The Soil and Crop Module is one of the core biophysical modules in RuFaS. This module simulates the daily changes in soil composition and crop growth based on nutrient availability, weather and soil types. It simulates user-provided management practices including application of manure or synthetic fertilizer, tillage, planting and harvesting. Based on SWAT, Daycent, and SurPhos, RuFaS models the nitrogen cycle (denitrification and nitrification), soil water infiltration, percolation, and saturation leading to runoff, the phosphorus cycle and the carbon cycle (accumulation and decomposition of biomass and soil carbon storage). The Soil and Crop module is connected to the Manure module and will request farm generated manure to be applied to fields when applicable. The Soil and Crop module is also connected to the Feed Storage module to manage inventories of the harvested crops and provide feed to the herd based on availability.

How much data is needed by the crop and soil module?

Soil nutrient composition is integral to proper estimation of crop growth, nutrient cycling, and emissions. RuFaS uses the SSURGO database for soil information, but some of this information is dated and therefore, the more historical data that can be provided, the more accurate the outputs will be. At a minimum, it is requested that one entire crop rotation is provided to RuFaS; if there is not a rotation and one crop is continuously planted, a minimum of 5 years of data must be provided.

Field level data including irrigation, location, and size is needed. Then crop rotation data regarding planting and harvesting dates, dates and quantities of synthetic and manure nutrient applications, and dates and types of tillage events are needed for each field. It is important to have all of this data aggregated before trying to enter it because the RuFaS input parameters will require data entry in inputs that might not match exactly farm provided information (for example, total kg instead of rates) and it is often easiest to complete an entire section (ie manure application schedule) before moving onto another section (ie fertilizer application schedule).

What are the inputs for the crop and soil module?

  • Field: location, size, irrigation rates
  • Crop rotation: crop and harvest type (ie hay vs grain vs silage), planting and harvest dates, planting order if multiple crops are planted in a year
  • Nutrient application: dates, quantities, depth and % remaining on surface, mix or manure type
  • Tillage: dates, implement, depth, mixing and incorporation fractions

What are the outputs for the crop and soil module?

  • Crop:
    • Growth / biomass accumulation
    • Harvest yields
  • Field:
    • Soil carbon stock change
    • N2O and CO2 emissions
    • Nitrate percolation and phosphorus runoff
    • Soil erosion

What is the future of the crop and soil module?

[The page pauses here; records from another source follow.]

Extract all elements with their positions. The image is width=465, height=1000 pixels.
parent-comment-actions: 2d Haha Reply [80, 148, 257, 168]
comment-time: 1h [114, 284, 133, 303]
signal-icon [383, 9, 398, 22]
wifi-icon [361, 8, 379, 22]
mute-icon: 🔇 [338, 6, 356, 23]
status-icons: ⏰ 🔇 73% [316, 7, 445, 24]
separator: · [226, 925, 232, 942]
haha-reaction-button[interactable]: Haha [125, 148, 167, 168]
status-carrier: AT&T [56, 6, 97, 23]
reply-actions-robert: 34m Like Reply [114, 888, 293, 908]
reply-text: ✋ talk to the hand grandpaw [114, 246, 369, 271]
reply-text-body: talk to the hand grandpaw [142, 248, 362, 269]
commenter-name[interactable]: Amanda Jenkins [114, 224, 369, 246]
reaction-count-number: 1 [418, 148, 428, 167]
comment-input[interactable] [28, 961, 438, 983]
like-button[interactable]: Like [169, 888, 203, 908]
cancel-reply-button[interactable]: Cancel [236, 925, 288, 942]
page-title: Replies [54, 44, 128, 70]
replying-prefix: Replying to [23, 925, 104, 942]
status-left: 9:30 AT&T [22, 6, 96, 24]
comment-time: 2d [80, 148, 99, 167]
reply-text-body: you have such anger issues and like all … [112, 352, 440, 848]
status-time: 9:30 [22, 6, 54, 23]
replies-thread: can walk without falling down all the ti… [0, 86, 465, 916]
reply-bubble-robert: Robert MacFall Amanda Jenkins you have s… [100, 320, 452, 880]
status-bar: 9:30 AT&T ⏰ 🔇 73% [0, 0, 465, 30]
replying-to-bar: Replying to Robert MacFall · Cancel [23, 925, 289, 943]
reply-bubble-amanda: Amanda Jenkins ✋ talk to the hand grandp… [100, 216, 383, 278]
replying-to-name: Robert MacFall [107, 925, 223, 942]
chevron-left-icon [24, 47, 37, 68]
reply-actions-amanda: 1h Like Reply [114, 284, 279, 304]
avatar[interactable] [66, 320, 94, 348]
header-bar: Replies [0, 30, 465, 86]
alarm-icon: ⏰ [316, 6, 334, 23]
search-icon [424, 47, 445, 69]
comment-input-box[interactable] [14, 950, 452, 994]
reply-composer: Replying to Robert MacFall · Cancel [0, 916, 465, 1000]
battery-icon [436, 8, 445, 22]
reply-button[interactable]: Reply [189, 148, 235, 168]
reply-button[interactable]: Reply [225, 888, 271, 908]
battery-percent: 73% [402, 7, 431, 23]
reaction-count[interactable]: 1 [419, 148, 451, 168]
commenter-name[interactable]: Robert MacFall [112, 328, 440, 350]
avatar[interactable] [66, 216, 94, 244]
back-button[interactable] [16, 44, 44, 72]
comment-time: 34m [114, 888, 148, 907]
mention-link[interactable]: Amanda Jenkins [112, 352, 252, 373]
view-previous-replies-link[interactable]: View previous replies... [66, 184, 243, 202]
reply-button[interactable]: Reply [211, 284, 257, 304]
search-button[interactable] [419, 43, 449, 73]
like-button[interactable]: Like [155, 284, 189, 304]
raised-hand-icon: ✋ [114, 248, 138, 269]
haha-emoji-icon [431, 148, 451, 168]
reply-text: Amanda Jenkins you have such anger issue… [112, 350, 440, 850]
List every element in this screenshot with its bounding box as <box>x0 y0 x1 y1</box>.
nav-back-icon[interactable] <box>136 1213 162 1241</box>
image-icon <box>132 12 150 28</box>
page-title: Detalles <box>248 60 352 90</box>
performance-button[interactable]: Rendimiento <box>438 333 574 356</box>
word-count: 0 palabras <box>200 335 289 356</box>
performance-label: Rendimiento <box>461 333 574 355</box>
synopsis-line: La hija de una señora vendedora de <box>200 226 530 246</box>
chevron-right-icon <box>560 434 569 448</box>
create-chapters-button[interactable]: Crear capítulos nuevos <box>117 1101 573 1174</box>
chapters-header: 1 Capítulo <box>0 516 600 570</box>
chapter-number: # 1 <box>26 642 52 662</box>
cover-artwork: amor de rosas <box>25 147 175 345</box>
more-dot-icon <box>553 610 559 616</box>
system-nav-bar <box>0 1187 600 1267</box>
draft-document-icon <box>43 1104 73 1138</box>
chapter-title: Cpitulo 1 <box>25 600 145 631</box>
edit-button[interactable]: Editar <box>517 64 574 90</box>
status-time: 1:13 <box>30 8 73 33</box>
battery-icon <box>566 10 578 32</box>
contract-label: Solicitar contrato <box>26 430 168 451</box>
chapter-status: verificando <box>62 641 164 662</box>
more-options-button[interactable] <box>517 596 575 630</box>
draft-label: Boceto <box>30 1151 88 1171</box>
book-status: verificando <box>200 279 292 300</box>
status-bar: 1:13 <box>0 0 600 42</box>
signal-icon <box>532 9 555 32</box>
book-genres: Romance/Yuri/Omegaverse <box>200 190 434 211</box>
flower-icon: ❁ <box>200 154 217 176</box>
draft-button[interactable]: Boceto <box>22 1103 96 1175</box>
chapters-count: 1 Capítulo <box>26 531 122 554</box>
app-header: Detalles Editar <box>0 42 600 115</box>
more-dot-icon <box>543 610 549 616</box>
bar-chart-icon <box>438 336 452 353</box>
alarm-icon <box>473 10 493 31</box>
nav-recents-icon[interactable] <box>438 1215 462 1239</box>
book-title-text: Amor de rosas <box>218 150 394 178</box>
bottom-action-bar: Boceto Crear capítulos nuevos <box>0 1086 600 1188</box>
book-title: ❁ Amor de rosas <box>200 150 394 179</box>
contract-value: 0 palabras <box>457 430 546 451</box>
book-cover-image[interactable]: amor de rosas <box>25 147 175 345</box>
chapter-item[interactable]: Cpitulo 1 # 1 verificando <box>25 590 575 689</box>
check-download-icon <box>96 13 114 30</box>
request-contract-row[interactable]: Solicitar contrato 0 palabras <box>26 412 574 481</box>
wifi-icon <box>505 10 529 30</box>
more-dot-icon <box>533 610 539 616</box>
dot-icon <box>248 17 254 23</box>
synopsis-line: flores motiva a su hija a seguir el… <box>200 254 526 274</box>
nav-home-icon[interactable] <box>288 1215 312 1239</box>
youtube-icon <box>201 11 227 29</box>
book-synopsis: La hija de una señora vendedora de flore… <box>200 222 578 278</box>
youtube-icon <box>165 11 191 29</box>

  • Harvest intervals being linked to crop digestibility and nutrient makeup: currently, the digestibility of a crop is based on hard coded parameters for each crop type, regardless of growth or harvest interval. Yield is dynamically updated based on how long a crop is being grown and the stress (water, temperature, and nutrient) that the crop is under but in the future, attributes including NDF, CP, and starch will also be dynamically updated based on the crop type, growing conditions, and planting and harvest dates.
  • User defined crop attributes: today, a user can adjust the parameters that define how a crop responds to the environment around it (amount of sunlight, temperature, nutrient availability), however, specific guidance for how to adjust these attributes to match the breed or variety planted is not available. In the future, if high oleic soybeans or BMR corn, for example, are purchased and planted by a farmer, the soybean and corn silage crop attribute information can be updated to represent these characteristics.
  • User friendly irrigation schedules: irrigation schedules can be defined today through the weather input file or the field input file, however both methods are slightly cumbersome to use. Updates in the future will include the ability to create a schedule that can run at certain times of the year and then be edited at other times of the year.
  • Expanded selection of pre-defined crops: today corn (silage and grain), soybean (hay and grain), cereal rye (hay, silage and baleage), tall fescue (hay, silage and baleage), triticale (hay, silage, and baleage), winter wheat (hay, silage, and baleage) and alfalfa (hay, silage and baleage) are available for planting. Additional common crops and the ability to interseed (alfalfa + grass) will be available in the future.
  • Combined harvest events: today, a user must choose an individual harvest event for each requested harvest. In some cases, it is common for a grain to be harvested via combine and the stalk harvested as straw. This will be updated in future versions of RuFaS such that multiple harvest types can occur at one time.